Expert marksman and Nobel laureate Dick Cheney delighted the Conservative Political Action Conference with the suggestion that free lunch supply-side spin is solid economics:
Cheney touted President Bush’s recently announced proposal to create a tax analysis division as a move toward providing more evidence for the administration’s side of the argument. “The president’s tax policies have strengthened the economy, as we knew they would,” Cheney told the conference, according to a text posted on the White House’s Web site. “And despite forecasts to the contrary, the tax cuts have translated into higher federal revenues.” Cheney said some forecasters have underestimated the degree to which tax cuts would stimulate economic growth and tax revenue. “It’s time to reexamine our assumptions and to consider using more dynamic analysis to measure the true impact of tax cuts on the American economy,” Cheney said, explaining why Bush has proposed the new Treasury Department division. “The evidence is in, it’s time for everyone to admit that sensible tax cuts increase economic growth and add to the federal treasury.” Bush’s proposal, unveiled in his budget plan last week, comes as he is pushing Congress to make permanent the recent tax cuts that are scheduled to expire in coming years. The nonpartisan Congressional Budget Office predicted last month that the budget deficit would swell to $337 billion this year and that the red ink would end in 2012 only if the tax cuts were allowed to expire. Treasury officials said yesterday that the president’s proposed Division on Dynamic Analysis — with a handful of employees and a $513,000 budget — would go beyond the government’s old “static” methods of analyzing proposed changes in tax policy only in terms of their direct effects on certain affected taxpayers.

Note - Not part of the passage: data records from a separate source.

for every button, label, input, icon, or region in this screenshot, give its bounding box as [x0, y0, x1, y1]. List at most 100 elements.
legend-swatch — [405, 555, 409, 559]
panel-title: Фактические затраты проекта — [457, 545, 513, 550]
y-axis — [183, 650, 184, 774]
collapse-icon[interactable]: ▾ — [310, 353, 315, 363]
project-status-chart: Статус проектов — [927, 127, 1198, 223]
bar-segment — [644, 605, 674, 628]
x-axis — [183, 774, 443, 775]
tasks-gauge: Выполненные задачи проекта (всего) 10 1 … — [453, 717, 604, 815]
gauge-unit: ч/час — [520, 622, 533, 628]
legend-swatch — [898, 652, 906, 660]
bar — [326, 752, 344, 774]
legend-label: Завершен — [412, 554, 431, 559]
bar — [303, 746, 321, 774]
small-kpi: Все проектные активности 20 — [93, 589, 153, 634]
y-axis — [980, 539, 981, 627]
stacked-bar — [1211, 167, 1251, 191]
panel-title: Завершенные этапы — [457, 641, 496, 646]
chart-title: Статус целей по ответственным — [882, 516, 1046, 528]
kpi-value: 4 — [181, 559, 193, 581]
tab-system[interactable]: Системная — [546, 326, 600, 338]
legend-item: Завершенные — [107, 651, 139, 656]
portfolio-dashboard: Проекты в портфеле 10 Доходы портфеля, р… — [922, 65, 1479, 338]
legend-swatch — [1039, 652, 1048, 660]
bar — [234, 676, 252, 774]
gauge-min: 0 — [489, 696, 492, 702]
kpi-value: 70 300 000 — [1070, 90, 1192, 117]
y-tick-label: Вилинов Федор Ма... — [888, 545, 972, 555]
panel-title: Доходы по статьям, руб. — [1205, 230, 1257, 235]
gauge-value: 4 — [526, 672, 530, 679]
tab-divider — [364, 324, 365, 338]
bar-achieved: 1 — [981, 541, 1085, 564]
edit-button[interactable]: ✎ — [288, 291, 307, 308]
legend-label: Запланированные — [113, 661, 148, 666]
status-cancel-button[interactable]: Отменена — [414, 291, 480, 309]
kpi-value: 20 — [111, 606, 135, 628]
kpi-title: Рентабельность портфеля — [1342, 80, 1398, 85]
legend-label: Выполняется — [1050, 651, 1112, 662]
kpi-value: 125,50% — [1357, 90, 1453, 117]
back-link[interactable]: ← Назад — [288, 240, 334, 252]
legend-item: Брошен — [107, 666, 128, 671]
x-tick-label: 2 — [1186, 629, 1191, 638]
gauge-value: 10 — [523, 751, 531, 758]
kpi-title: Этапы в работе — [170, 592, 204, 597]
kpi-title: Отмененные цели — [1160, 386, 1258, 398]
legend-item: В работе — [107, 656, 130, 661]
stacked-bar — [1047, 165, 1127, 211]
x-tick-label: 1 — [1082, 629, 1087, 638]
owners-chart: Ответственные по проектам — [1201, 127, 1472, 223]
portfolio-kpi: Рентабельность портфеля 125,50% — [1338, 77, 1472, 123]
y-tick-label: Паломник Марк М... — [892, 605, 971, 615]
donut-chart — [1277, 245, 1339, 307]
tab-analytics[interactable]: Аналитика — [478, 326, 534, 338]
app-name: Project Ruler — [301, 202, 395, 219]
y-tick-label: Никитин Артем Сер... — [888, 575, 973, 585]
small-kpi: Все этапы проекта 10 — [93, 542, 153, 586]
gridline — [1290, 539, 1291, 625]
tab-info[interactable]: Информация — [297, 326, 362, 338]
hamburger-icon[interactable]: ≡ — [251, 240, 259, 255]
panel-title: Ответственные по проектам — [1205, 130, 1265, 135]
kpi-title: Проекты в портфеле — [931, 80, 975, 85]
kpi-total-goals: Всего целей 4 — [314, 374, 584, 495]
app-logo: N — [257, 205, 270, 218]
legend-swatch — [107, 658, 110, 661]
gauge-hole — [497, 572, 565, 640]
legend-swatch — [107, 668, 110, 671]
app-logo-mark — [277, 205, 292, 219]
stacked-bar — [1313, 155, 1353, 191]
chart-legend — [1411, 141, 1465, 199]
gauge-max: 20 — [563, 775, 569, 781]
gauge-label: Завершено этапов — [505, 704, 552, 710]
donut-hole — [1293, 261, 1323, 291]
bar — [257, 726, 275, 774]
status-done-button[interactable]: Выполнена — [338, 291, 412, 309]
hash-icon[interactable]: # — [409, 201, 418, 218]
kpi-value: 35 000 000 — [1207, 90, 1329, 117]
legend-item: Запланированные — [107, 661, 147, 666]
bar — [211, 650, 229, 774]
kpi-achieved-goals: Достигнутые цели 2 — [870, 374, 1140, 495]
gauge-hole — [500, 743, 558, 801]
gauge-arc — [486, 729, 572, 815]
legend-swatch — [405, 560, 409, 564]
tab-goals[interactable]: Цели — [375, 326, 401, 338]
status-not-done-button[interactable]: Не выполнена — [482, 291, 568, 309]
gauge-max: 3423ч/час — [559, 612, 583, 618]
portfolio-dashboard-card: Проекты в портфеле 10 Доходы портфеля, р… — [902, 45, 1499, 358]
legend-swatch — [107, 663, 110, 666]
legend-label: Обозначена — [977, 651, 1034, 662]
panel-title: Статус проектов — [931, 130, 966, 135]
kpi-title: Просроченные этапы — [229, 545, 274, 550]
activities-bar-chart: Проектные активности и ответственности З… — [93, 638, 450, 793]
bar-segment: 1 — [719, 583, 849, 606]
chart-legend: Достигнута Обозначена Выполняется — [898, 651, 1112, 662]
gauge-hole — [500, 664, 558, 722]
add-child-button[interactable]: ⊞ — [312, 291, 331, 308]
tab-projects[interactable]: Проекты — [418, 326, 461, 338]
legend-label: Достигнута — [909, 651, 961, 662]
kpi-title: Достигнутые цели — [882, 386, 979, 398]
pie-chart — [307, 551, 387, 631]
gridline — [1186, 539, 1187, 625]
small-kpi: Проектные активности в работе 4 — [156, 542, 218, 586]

Instead, “dynamic” analysis looks at how tax changes cause consumers and businesses to behave differently in ways that affect the overall economy’s growth. For example, a tax break to encourage business investment might lower some individual companies’ tax bills — looking like a hit to Treasury revenue under a static analysis. But if that tax cut caused businesses to buy more equipment, hire more workers and increase profits, that might contribute to stronger overall economic growth — causing the employees and companies to pay more in income, sales and other taxes over time.
As usual, the GOP spinmeisters have committed the following logical errors: (a) confused a Keynesian movement that inches back to full employment with an increase in potential GDP; (b) falsely suggested that the only event that increases aggregate demand is a tax cut; and (c) pretended that a reduction in national savings translates into more investment.
Most of us pro-growth types – liberal or conservative – would concede that incentives matter so if there were some plan to reduce marginal tax rates in a fiscally neutral way that might encourage a slightly higher labor force participation rate or a shift away from consumption to savings. Of course, this Administration does not do fiscal neutrality as Dead-Eye Dick is convinced deficits do not matter. This Administration does free lunch as in “give people their money back so they can consume more”.
So what are their plans to move to fiscal restraint? I guess the correct answer is they have no such plans, but let’s be generous. They could propose reductions in government consumption, but I don’t see that in their budget. I do see a few ideas of how to reduce transfer payments to the elderly and the poor – after all, the consumption of rich people is a GOP priority. Finally, Michael Mandel notes plans to reduce public spending on what Michael views as highly productive investment. Of course, Michael is correct in suggesting this means for reducing deficits will likely lower economic growth.
Hat tip to Menzie Chinn who is a little more generous to this idea to spend half a million dollars a year to cook up more GOP spin. But rather than use the funds to lie to the public the way this White House often does, couldn’t we spend these funds on pharmaceutical research?